Tipps

  • Infos. Informieren Sie sich vorher über die bereiste Region. Nutzen Sie die Webseiten der Fremdenverkehrsämter und Radorganisationen.
  • Fernwege. Eine Liste aller Radfernwege hilft bei der Planung Ihrer Tour. Holen Sie sich das Material beim Allgemeinen Deutschen Fahrradclub unter deutschland-tourismus.de oder vom Onlineportal radatlas.de.
  • Planen. Planen Sie Ihre Tour nach den Bedürfnissen aller Teilnehmer. Achten Sie auf Kinder und langsamere Fahrer. Wer überfordert ist, verliert schnell den Spaß.
  • Sicherheit. Checken Sie Ihr Fahrrad vor der Tour gründlich durch. Haben die Reifen noch genug Profil, sind die Bremsbeläge fit, funktioniert die Beleuchtung und ist die Schaltung richtig eingestellt? Nichts ist nerviger als unnötige Pannenstops. Nutzen Sie den Servicecheck im Radladen, wenn Sie nicht selbst schrauben wollen.
  • Etappen. Starten Sie mit ein bis zwei leichten Etappen. So kommen Sie am besten in Tritt. Rechnen Sie anschließend mit etwa 50 bis 100 Kilometern pro Tag.
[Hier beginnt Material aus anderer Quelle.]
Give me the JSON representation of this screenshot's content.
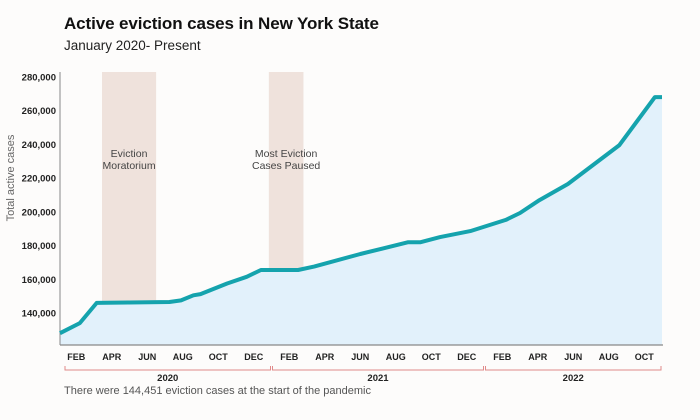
{
  "chart_data": {
    "type": "area",
    "title": "Active eviction cases in New York State",
    "subtitle": "January 2020- Present",
    "xlabel": "",
    "ylabel": "Total active cases",
    "ylim": [
      128000,
      280000
    ],
    "yticks": [
      140000,
      160000,
      180000,
      200000,
      220000,
      240000,
      260000,
      280000
    ],
    "ytick_labels": [
      "140,000",
      "160,000",
      "180,000",
      "200,000",
      "220,000",
      "240,000",
      "260,000",
      "280,000"
    ],
    "grid": false,
    "xlim_months": [
      0,
      34
    ],
    "xticks": [
      {
        "m": 1,
        "label": "FEB"
      },
      {
        "m": 3,
        "label": "APR"
      },
      {
        "m": 5,
        "label": "JUN"
      },
      {
        "m": 7,
        "label": "AUG"
      },
      {
        "m": 9,
        "label": "OCT"
      },
      {
        "m": 11,
        "label": "DEC"
      },
      {
        "m": 13,
        "label": "FEB"
      },
      {
        "m": 15,
        "label": "APR"
      },
      {
        "m": 17,
        "label": "JUN"
      },
      {
        "m": 19,
        "label": "AUG"
      },
      {
        "m": 21,
        "label": "OCT"
      },
      {
        "m": 23,
        "label": "DEC"
      },
      {
        "m": 25,
        "label": "FEB"
      },
      {
        "m": 27,
        "label": "APR"
      },
      {
        "m": 29,
        "label": "JUN"
      },
      {
        "m": 31,
        "label": "AUG"
      },
      {
        "m": 33,
        "label": "OCT"
      }
    ],
    "years": [
      {
        "label": "2020",
        "start": 0,
        "end": 12
      },
      {
        "label": "2021",
        "start": 12,
        "end": 24
      },
      {
        "label": "2022",
        "start": 24,
        "end": 34
      }
    ],
    "bands": [
      {
        "label_lines": [
          "Eviction",
          "Moratorium"
        ],
        "start": 2.45,
        "end": 5.5
      },
      {
        "label_lines": [
          "Most Eviction",
          "Cases Paused"
        ],
        "start": 11.85,
        "end": 13.8
      }
    ],
    "series": [
      {
        "name": "Total active cases",
        "color": "#15a3ad",
        "fill": "#e2f1fb",
        "points": [
          [
            0,
            128000
          ],
          [
            1.2,
            134000
          ],
          [
            2.15,
            146000
          ],
          [
            4,
            146200
          ],
          [
            6.25,
            146500
          ],
          [
            6.9,
            147500
          ],
          [
            7.6,
            150500
          ],
          [
            8.0,
            151200
          ],
          [
            9.5,
            157500
          ],
          [
            10.6,
            161500
          ],
          [
            11.4,
            165500
          ],
          [
            13.5,
            165500
          ],
          [
            14.4,
            167500
          ],
          [
            17.0,
            175000
          ],
          [
            19.7,
            182000
          ],
          [
            20.4,
            182000
          ],
          [
            21.5,
            185000
          ],
          [
            23.2,
            188600
          ],
          [
            25.2,
            195200
          ],
          [
            26.0,
            199300
          ],
          [
            27.1,
            207000
          ],
          [
            28.7,
            216500
          ],
          [
            31.6,
            239600
          ],
          [
            33.6,
            268100
          ],
          [
            34,
            268100
          ]
        ]
      }
    ],
    "annotation": "There were 144,451 eviction cases at the start of the pandemic"
  },
  "colors": {
    "line": "#15a3ad",
    "area": "#e2f1fb",
    "band": "#efe2dc",
    "bracket": "#e08a8a"
  }
}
Sportliche Fahrer schaffen auch mehr.
  • Pausen. Planen Sie regelmäßige Pausen ein. Der Wechsel zwischen Aktion und Ruhe motiviert. Für Kinder ist Abwechslung wichtig: Badepausen, Spiele, Eis und Apfelschorle gehören zur Radtour dazu.
  • Übernachten. Übernachten Sie dort, wo Radler gern gesehen sind: in kleinen Hotels und Pensionen. Preiswerte Unterkünfte nennt der Allgemeine Deutsche Fahrrad-Club ADFC. Informieren Sie sich online oder bestellen Sie die Broschüre „Bett&Bike Deutschland“ für 11,90 Euro.
  • Gepäck. Am meisten Spaß macht Radfahren natürlich ohne Gepäck. Nehmen Sie also nur das Nötigste mit. Verteilen Sie die Sachen gleichmäßig auf zwei Fahrradtaschen. Karte und wichtige Papiere transportieren Sie am besten in einer Lenkertasche. Dort sind die Sachen stets griffbereit.
  • Accessoires. Vergessen Sie nicht die wichtigsten Accessoires: Sonnenmilch, Fahrradhelm, Sportbrille und Regenjacke. Auch Luftpumpe, Flickzeug, Werkzeug und ein paar Pflaster sind Pflicht.
  • Früh starten. Brechen Sie möglichst früh auf – vor allem im Sommer. Der Morgen ist ideal zum Radeln. Mittags wird es oft zu heiß. Legen Sie stattdessen eine Siesta ein und fahren Sie erst am Nachmittag weiter.
  • Navigation. Nutzen Sie Ihr Navigationsgerät, wenn Sie ein mobiles Gerät haben. Für einige Regionen gibt es GPS-gesteuerte Rad- und Mountainbiketouren. Etwa in Mecklenburg, Niedersachsen und Brandenburg. Das Global Positioning System GPS führt Sie sicher ans Ziel. Auch ohne Fahrradkarte.
  • Anreise. Das beste Transportmittel für Fahrräder ist die Bahn. Holen Sie sich die kostenlose Broschüre „Bahn&Bike“. Sie informiert über Fahrpläne und Preise. Bei der Deutschen Bahn online oder im Servicecenter. Infos gibt auch die Radfahrer-Hotline der Bahn: 0 180 5 / 15 14 15 (14 Cent pro Minute).